DL = distribute(L, dist=[Nworkers, 1])

println("Local parts that each worker holds:")
for w in workers()
    display(@fetchfrom w DistributedArrays.localindices(DL))
end

function matvec_func(A, V)
    Y = dzeros((N, 5), workers(), [Nworkers, 1])
    wkers = workers()
    @sync for i in 1:Nworkers
        @spawnat wkers[i] mul!(localpart(Y), localpart(A), V)
    end
    Y = Matrix{Float64}(Y)
    return Y
end

function matvec_naive(A, V)
    Y = zeros(N, 5)
    mul!(Y, A, V)
    return Y
end

# DR = matvec_func(DL, V)
# @test DR ≈ R
# NR = matvec_naive(L, V)
# @test NR ≈ R

println("Running benchmark")
using BenchmarkTools
t_dist = @belapsed matvec_func($DL, $V);
t_naive = @belapsed matvec_naive($L, $V);

println("\nResults:")
@show t_dist
@show t_naive
@show t_dist - t_naive

Output:

➜  bauerc@n2login3 distributed-sparse-matvec  julia. code.jl 1000000 1e-3 64N = 1000000p = 0.001
Nworkers = 64
Starting worker processes
Local parts that each worker holds:
(1:15625, 1:1000000)(15626:31250, 1:1000000)(31251:46875, 1:1000000)(46876:62500, 1:1000000)(62501:78125, 1:1000000)(78126:93750, 1:1000000)(93751:109375, 1:1000000)(109376:125000, 1:1000000)(125001:140625, 1:1000000)(140626:156250, 1:1000000)(156251:171875, 1:1000000)(171876:187500, 1:1000000)(187501:203125, 1:1000000)(203126:218750, 1:1000000)(218751:234375, 1:1000000)(234376:250000, 1:1000000)(250001:265625, 1:1000000)(265626:281250, 1:1000000)(281251:296875, 1:1000000)(296876:312500, 1:1000000)(312501:328125, 1:1000000)(328126:343750, 1:1000000)(343751:359375, 1:1000000)(359376:375000, 1:1000000)(375001:390625, 1:1000000)(390626:406250, 1:1000000)(406251:421875, 1:1000000)(421876:437500, 1:1000000)(437501:453125, 1:1000000)(453126:468750, 1:1000000)(468751:484375, 1:1000000)(484376:500000, 1:1000000)(500001:515625, 1:1000000)(515626:531250, 1:1000000)(531251:546875, 1:1000000)(546876:562500, 1:1000000)(562501:578125, 1:1000000)(578126:593750, 1:1000000)(593751:609375, 1:1000000)(609376:625000, 1:1000000)(625001:640625, 1:1000000)(640626:656250, 1:1000000)(656251:671875, 1:1000000)(671876:687500, 1:1000000)(687501:703125, 1:1000000)(703126:718750, 1:1000000)(718751:734375, 1:1000000)(734376:750000, 1:1000000)(750001:765625, 1:1000000)(765626:781250, 1:1000000)(781251:796875, 1:1000000)(796876:812500, 1:1000000)(812501:828125, 1:1000000)(828126:843750, 1:1000000)(843751:859375, 1:1000000)(859376:875000, 1:1000000)(875001:890625, 1:1000000)(890626:906250, 1:1000000)(906251:921875, 1:1000000)(921876:937500, 1:1000000)(937501:953125, 1:1000000)(953126:968750, 1:1000000)(968751:984375, 1:1000000)(984376:1000000, 1:1000000)Running benchmark

Results:
t_dist = 1.075116944
t_naive = 10.263158796
t_dist - t_naive = -9.188041852000001
2 Likes

OPENBLAS_NUM_THREADS was 1 when I did the experiments above.
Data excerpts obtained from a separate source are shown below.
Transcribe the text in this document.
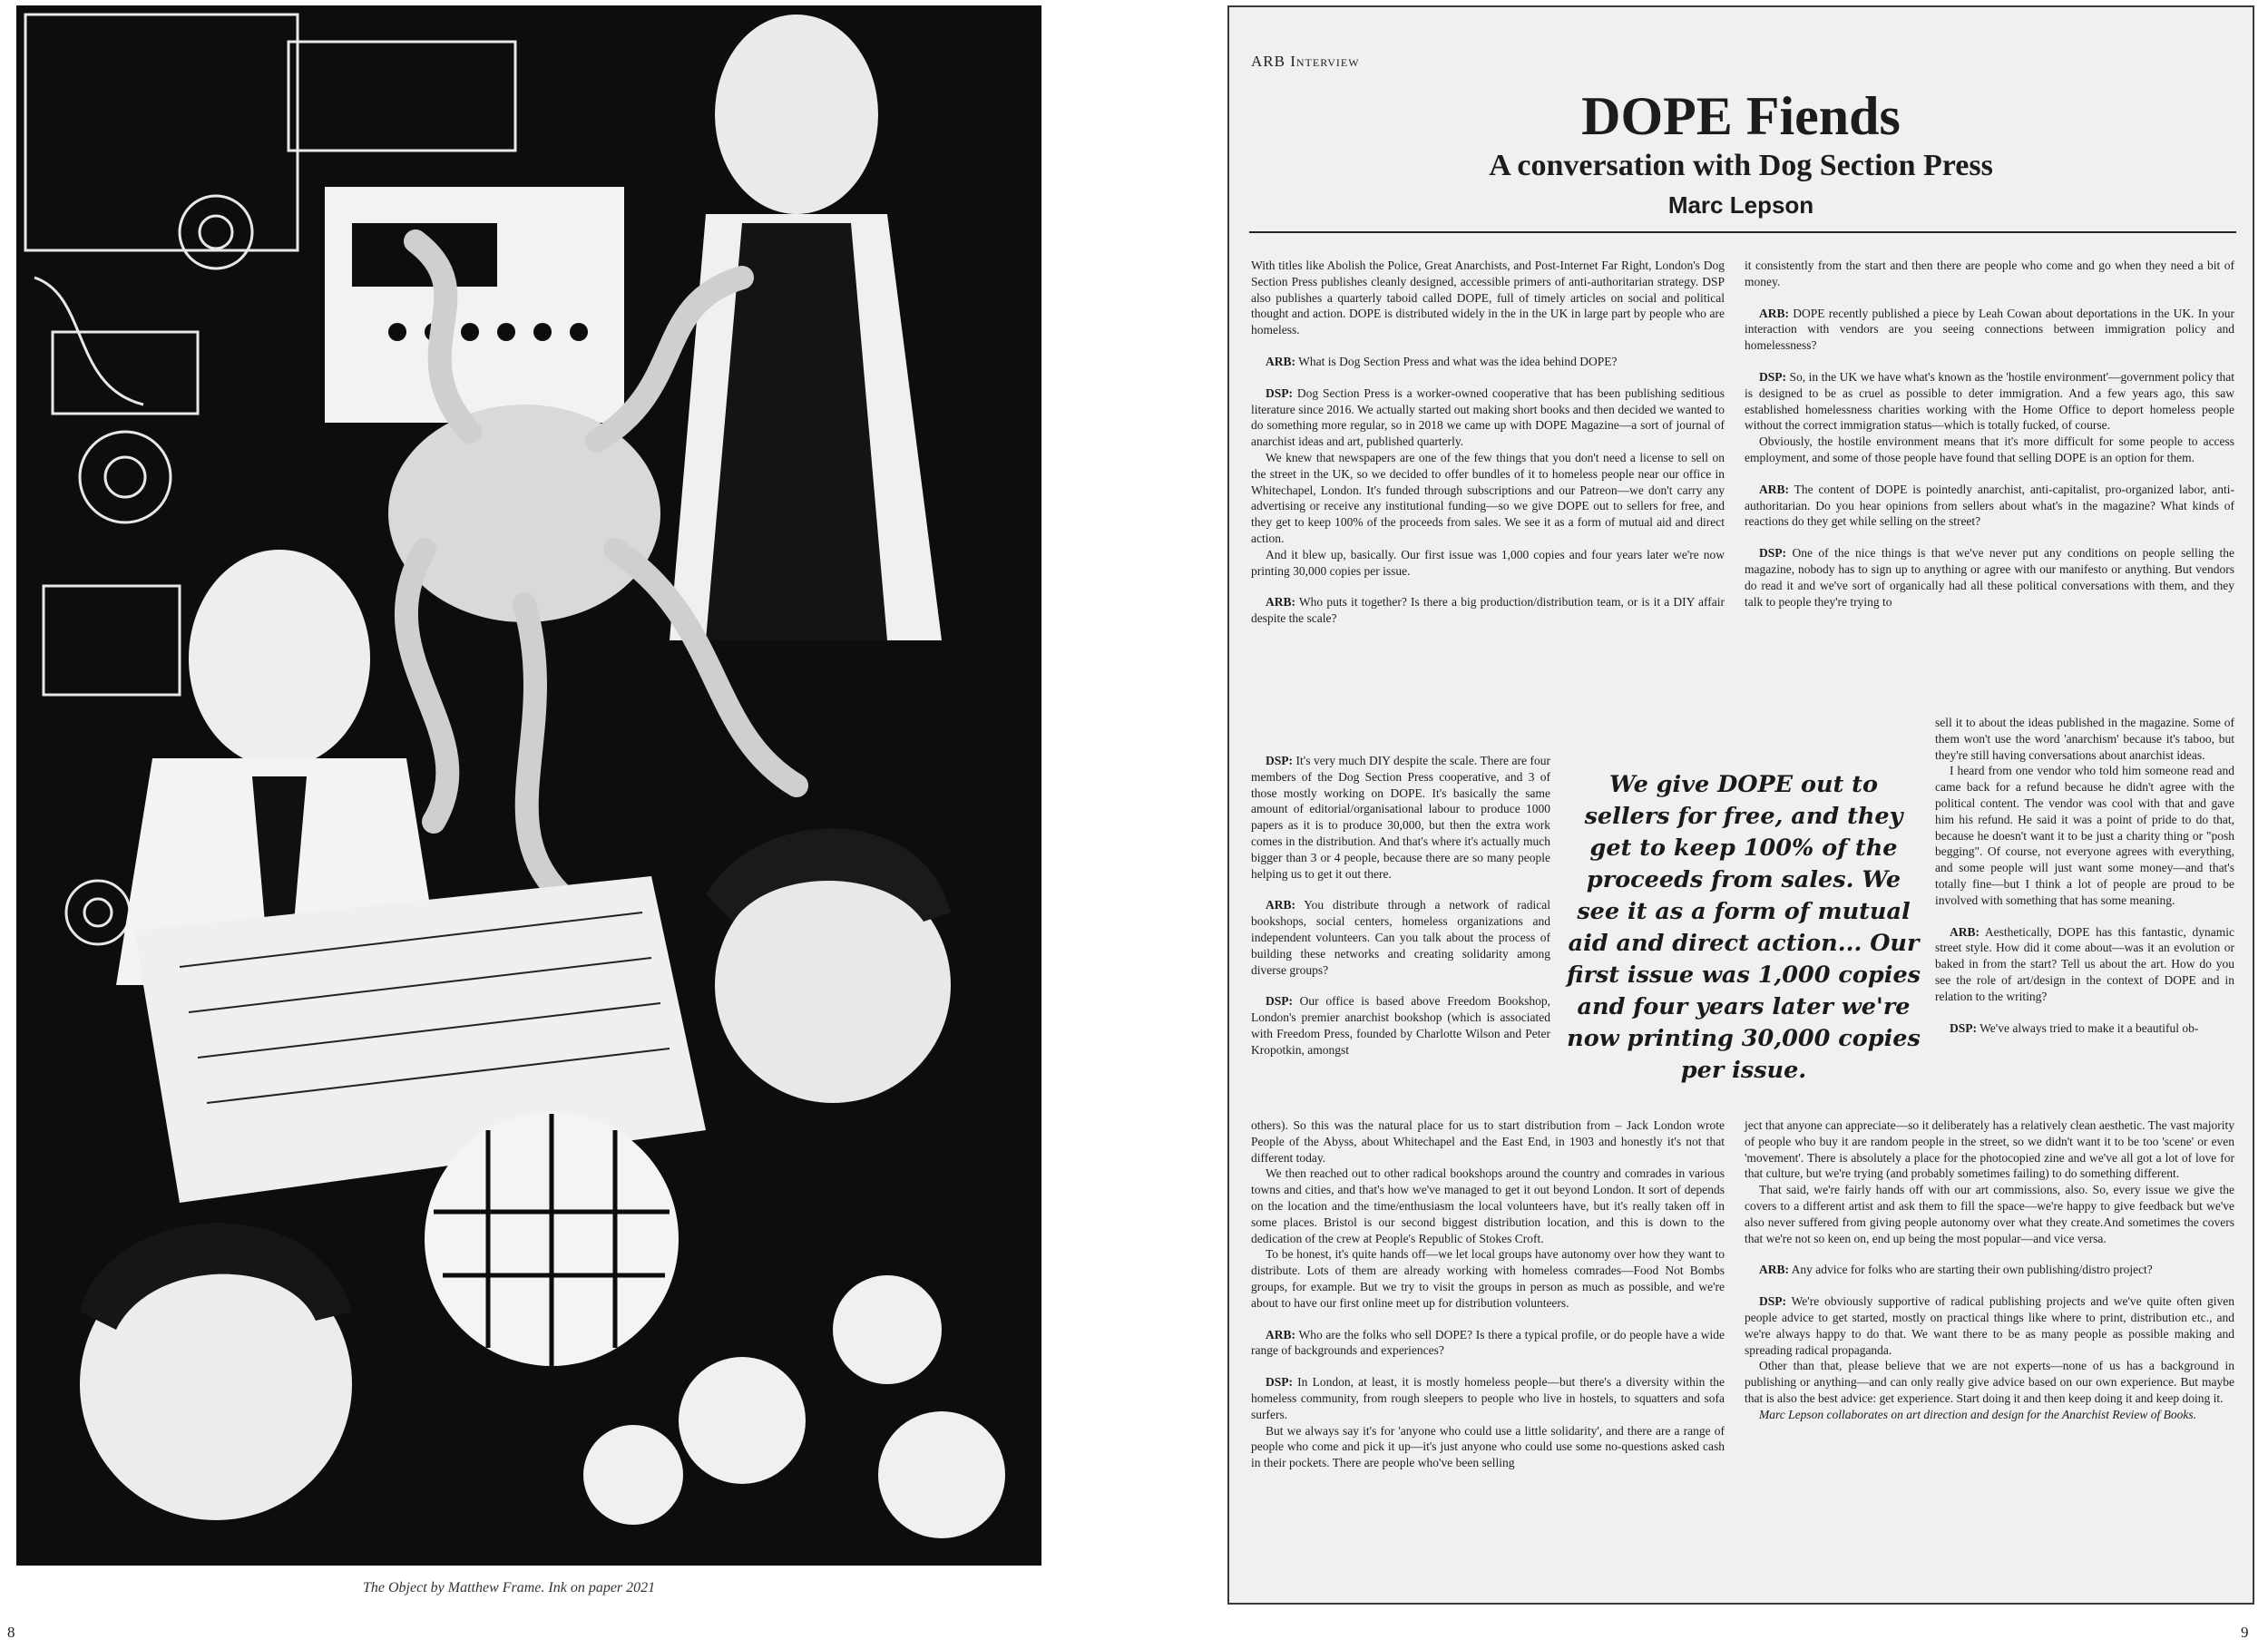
The Object by Matthew Frame. Ink on paper 2021
8
ARB Interview
DOPE Fiends
A conversation with Dog Section Press
Marc Lepson

With titles like Abolish the Police, Great Anarchists, and Post-Internet Far Right, London's Dog Section Press publishes cleanly designed, accessible primers of anti-authoritarian strategy. DSP also publishes a quarterly taboid called DOPE, full of timely articles on social and political thought and action. DOPE is distributed widely in the in the UK in large part by people who are homeless.

ARB: What is Dog Section Press and what was the idea behind DOPE?

DSP: Dog Section Press is a worker-owned cooperative that has been publishing seditious literature since 2016. We actually started out making short books and then decided we wanted to do something more regular, so in 2018 we came up with DOPE Magazine—a sort of journal of anarchist ideas and art, published quarterly.

We knew that newspapers are one of the few things that you don't need a license to sell on the street in the UK, so we decided to offer bundles of it to homeless people near our office in Whitechapel, London. It's funded through subscriptions and our Patreon—we don't carry any advertising or receive any institutional funding—so we give DOPE out to sellers for free, and they get to keep 100% of the proceeds from sales. We see it as a form of mutual aid and direct action.

And it blew up, basically. Our first issue was 1,000 copies and four years later we're now printing 30,000 copies per issue.

ARB: Who puts it together? Is there a big production/distribution team, or is it a DIY affair despite the scale?

DSP: It's very much DIY despite the scale. There are four members of the Dog Section Press cooperative, and 3 of those mostly working on DOPE. It's basically the same amount of editorial/organisational labour to produce 1000 papers as it is to produce 30,000, but then the extra work comes in the distribution. And that's where it's actually much bigger than 3 or 4 people, because there are so many people helping us to get it out there.

ARB: You distribute through a network of radical bookshops, social centers, homeless organizations and independent volunteers. Can you talk about the process of building these networks and creating solidarity among diverse groups?

DSP: Our office is based above Freedom Bookshop, London's premier anarchist bookshop (which is associated with Freedom Press, founded by Charlotte Wilson and Peter Kropotkin, amongst

others). So this was the natural place for us to start distribution from – Jack London wrote People of the Abyss, about Whitechapel and the East End, in 1903 and honestly it's not that different today.

We then reached out to other radical bookshops around the country and comrades in various towns and cities, and that's how we've managed to get it out beyond London. It sort of depends on the location and the time/enthusiasm the local volunteers have, but it's really taken off in some places. Bristol is our second biggest distribution location, and this is down to the dedication of the crew at People's Republic of Stokes Croft.

To be honest, it's quite hands off—we let local groups have autonomy over how they want to distribute. Lots of them are already working with homeless comrades—Food Not Bombs groups, for example. But we try to visit the groups in person as much as possible, and we're about to have our first online meet up for distribution volunteers.

ARB: Who are the folks who sell DOPE? Is there a typical profile, or do people have a wide range of backgrounds and experiences?

DSP: In London, at least, it is mostly homeless people—but there's a diversity within the homeless community, from rough sleepers to people who live in hostels, to squatters and sofa surfers.

But we always say it's for 'anyone who could use a little solidarity', and there are a range of people who come and pick it up—it's just anyone who could use some no-questions asked cash in their pockets. There are people who've been selling

We give DOPE out to sellers for free, and they get to keep 100% of the proceeds from sales. We see it as a form of mutual aid and direct action... Our first issue was 1,000 copies and four years later we're now printing 30,000 copies per issue.

it consistently from the start and then there are people who come and go when they need a bit of money.

ARB: DOPE recently published a piece by Leah Cowan about deportations in the UK. In your interaction with vendors are you seeing connections between immigration policy and homelessness?

DSP: So, in the UK we have what's known as the 'hostile environment'—government policy that is designed to be as cruel as possible to deter immigration. And a few years ago, this saw established homelessness charities working with the Home Office to deport homeless people without the correct immigration status—which is totally fucked, of course.

Obviously, the hostile environment means that it's more difficult for some people to access employment, and some of those people have found that selling DOPE is an option for them.

ARB: The content of DOPE is pointedly anarchist, anti-capitalist, pro-organized labor, anti-authoritarian. Do you hear opinions from sellers about what's in the magazine? What kinds of reactions do they get while selling on the street?

DSP: One of the nice things is that we've never put any conditions on people selling the magazine, nobody has to sign up to anything or agree with our manifesto or anything. But vendors do read it and we've sort of organically had all these political conversations with them, and they talk to people they're trying to

sell it to about the ideas published in the magazine. Some of them won't use the word 'anarchism' because it's taboo, but they're still having conversations about anarchist ideas.

I heard from one vendor who told him someone read and came back for a refund because he didn't agree with the political content. The vendor was cool with that and gave him his refund. He said it was a point of pride to do that, because he doesn't want it to be just a charity thing or "posh begging". Of course, not everyone agrees with everything, and some people will just want some money—and that's totally fine—but I think a lot of people are proud to be involved with something that has some meaning.

ARB: Aesthetically, DOPE has this fantastic, dynamic street style. How did it come about—was it an evolution or baked in from the start? Tell us about the art. How do you see the role of art/design in the context of DOPE and in relation to the writing?

DSP: We've always tried to make it a beautiful ob-

ject that anyone can appreciate—so it deliberately has a relatively clean aesthetic. The vast majority of people who buy it are random people in the street, so we didn't want it to be too 'scene' or even 'movement'. There is absolutely a place for the photocopied zine and we've all got a lot of love for that culture, but we're trying (and probably sometimes failing) to do something different.

That said, we're fairly hands off with our art commissions, also. So, every issue we give the covers to a different artist and ask them to fill the space—we're happy to give feedback but we've also never suffered from giving people autonomy over what they create.And sometimes the covers that we're not so keen on, end up being the most popular—and vice versa.

ARB: Any advice for folks who are starting their own publishing/distro project?

DSP: We're obviously supportive of radical publishing projects and we've quite often given people advice to get started, mostly on practical things like where to print, distribution etc., and we're always happy to do that. We want there to be as many people as possible making and spreading radical propaganda.

Other than that, please believe that we are not experts—none of us has a background in publishing or anything—and can only really give advice based on our own experience. But maybe that is also the best advice: get experience. Start doing it and then keep doing it and keep doing it.

Marc Lepson collaborates on art direction and design for the Anarchist Review of Books.

9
Maybe I set it to 1 before but I forgot. I did try mul! instead of [:,:] and *, but this does not fix the scaling. For the example you show here, yes you get faster performance there. I can also get much faster performance using the implementation I mentioned. However, I think none of them has the correct scaling. I agree with what you said – making a distributed computation efficient is a non-trivial task.

Maybe PartitionedArrays.jl could help implement an efficient matrix-vector (matrix-matrix) multiplication, because the scaling shown there looks good. See PartitionedArrays.jl in github.